Endoskopie: Wer honoriert eine leitlinienkonforme Sedoanalgesie?


Während meines Medizinstudiums arbeitete ich in den Ferien als „Stationsgehilfin“ in Bergisch Gladbach in Deutschland im Marienkrankenhaus auf der gastroenterologischen Abteilung meines Onkels Univ.-Prof. Dr. Heribert Frotz. Mein erster unvergesslicher Einblick in die Endoskopie war damals ein in der Ambulanz durchgeführter laparaskopischer Eingriff mit Leberbiopsie eines nicht sedierten Patienten, der während des Eingriffs locker mit uns plauderte. Die endoskopische Technik und die Faszination, „einen Menschen von innen zu sehen“, führte dazu, dass ich schon mit dem Wissen, Endoskopikerin zu werden, meine Ausbildung an der 1. Universitätsklinik für Gastroenterologie bei Univ.-Prof. Dr. Gangl in Wien begann. Seit nun mehr als 25 Jahren endoskopiere ich noch immer mit der selben Leidenschaft. 


Der Stellenwert der Endoskopie hat sich in den letzten Jahren geändert und die Akzeptanz der Patienten ist deutlich gestiegen. Der Patient hat mit seinen Bedürfnissen an Bedeutung gewonnen, steht im Mittelpunkt. Schauermärchen über Koloskopien hört man kaum mehr. Auch Sätze aus dem Mund von Ärzten wie „Eine Endoskopie muss weh tun“ gibt es nur noch selten. Das ist vor allem Initiativen zu verdanken, die eine „sanfte Endoskopie“ – eine Endoskopie mit fachgemäßer Prämedikation – propagieren. Ein besonderer Dank gebührt hierbei Prof.

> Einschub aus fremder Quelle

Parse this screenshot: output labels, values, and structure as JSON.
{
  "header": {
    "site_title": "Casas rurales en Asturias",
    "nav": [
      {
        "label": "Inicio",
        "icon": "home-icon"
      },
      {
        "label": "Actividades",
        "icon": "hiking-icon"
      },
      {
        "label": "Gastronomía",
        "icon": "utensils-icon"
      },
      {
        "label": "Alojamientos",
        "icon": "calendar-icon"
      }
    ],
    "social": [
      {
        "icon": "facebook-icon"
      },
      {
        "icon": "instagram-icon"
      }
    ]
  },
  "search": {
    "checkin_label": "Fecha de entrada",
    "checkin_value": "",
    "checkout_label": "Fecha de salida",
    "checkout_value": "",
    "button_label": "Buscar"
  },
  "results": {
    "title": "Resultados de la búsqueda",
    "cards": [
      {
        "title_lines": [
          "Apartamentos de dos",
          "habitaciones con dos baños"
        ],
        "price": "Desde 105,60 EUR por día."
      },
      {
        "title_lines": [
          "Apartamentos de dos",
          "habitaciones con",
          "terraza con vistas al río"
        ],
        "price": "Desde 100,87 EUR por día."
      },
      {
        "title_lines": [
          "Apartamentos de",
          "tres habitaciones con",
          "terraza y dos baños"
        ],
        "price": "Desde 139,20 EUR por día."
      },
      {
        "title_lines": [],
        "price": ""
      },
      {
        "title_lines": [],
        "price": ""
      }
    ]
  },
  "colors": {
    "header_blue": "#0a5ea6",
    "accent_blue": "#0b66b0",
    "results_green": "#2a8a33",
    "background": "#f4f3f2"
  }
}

Weiss und seiner Arbeitsgruppe, die 2007 die „Vorsorgekoloskopie“ als qualitätsgesicherte Darmkrebsvorsorge ins Leben gerufen haben.

Immense Kosten vs. geringe Honorierung: Endoskopieren, vor allem im niedergelassenen Bereich, ist eine sehr verantwortungsvolle, aufwändige und kostenintensive Tätigkeit. Viele Einzelfaktoren sind für das Funktionieren dieses Systems wichtig. Die eigene Ausbildung einschließlich notfallmedizinischer Kenntnisse, gut ausgebildete, motivierte und belastbare MitarbeiterInnen, räumliche Gegebenheiten mit baulich und apparativ technischen Anforderungen und das entsprechende technische Equipment sind nur einige davon. Zusätzlich gilt es – vor allem im Bereich der Patientenvorbereitung – den Hygienevorschriften (einschließlich der Aufbereitung der Geräte) einer Vielzahl von Leitlinien sowie Qualitätsstandards zu entsprechen. Hierzu gehört auch Sedoanalgesie einschließlich umfassender Personalschulung, beispielsweise NAPS (Nurse-administered Propofol Sedation).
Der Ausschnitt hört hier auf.